Well, because it won't be signed by a trusted CA for that task. Like if CAs had a category of certificate issuance that applied here (the standardisation issue) then it would be easy to spot a fake (which wouldn't be correctly signed). Alternatively, you could take the European approach of having everything government related (like public street parking, though Europe mostly uses apps for that, not signed QR codes) rely on government entities and those in turn on a national set of government CAs.

[–] Aux@feddit.uk 2 points 20 hours ago (1 children)

That doesn't make any sense. How would you know if something should or should not be signed? You wouldn't.

[–] Bilaketari@reddthat.com 1 points 14 hours ago (1 children)
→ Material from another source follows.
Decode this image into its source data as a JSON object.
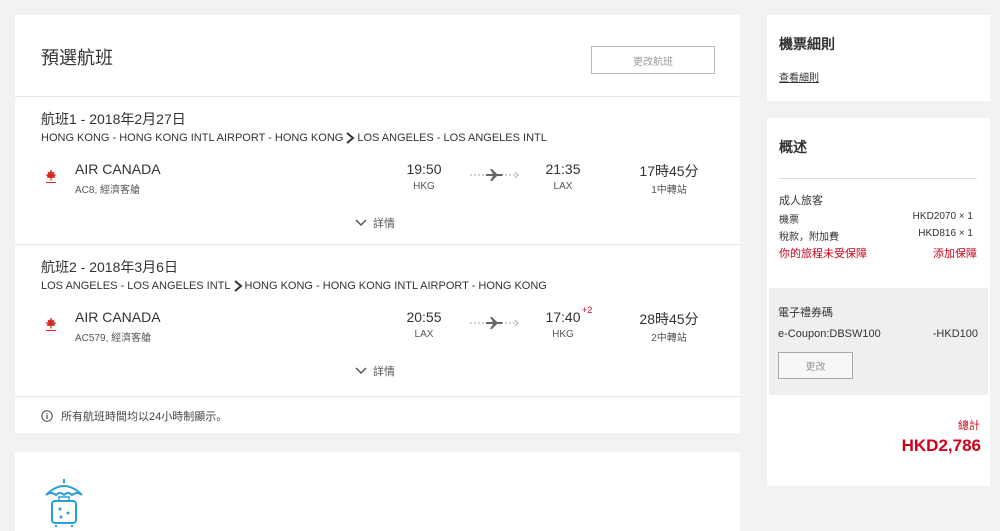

If it becomes standard for public parking to be signed, everyone would know. If payment QR codes in general start being signed, your payment app might even know. Lastly there could even be signage by the code to help novices.

[–] Aux@feddit.uk 1 points 14 hours ago (1 children)

The point of a code is to not have an app in the first place. Thus there's no way to validate it.

[–] Bilaketari@reddthat.com 1 points 13 hours ago

It wouldn't need a separate app if, for instance, a standard QR payment format way created. If you just want a link to a website to pay, then naturally that would be less secure, but you could always put the URL below the QR code for redundancy (QR would only save time typing then).

[–] themoonisacheese@sh.itjust.works 1 points 21 hours ago (1 children)

Very cool. Why would anyone use qr codes then? When you can just write a url and that's free

[–] Bilaketari@reddthat.com 2 points 14 hours ago (1 children)

QR codes are mostly meant to let you get an amount of info (they're mostly text-based) without having to type or enter it manually when you might make mistakes or when the process is just faster for the amount of text involved.

Yeah, I know. Why would anyone ever use them if creating one required a certificate? If the certificate was so cheap as to not be an obstacle then it wouldn't be a deterrent to malicious replacement of codes either.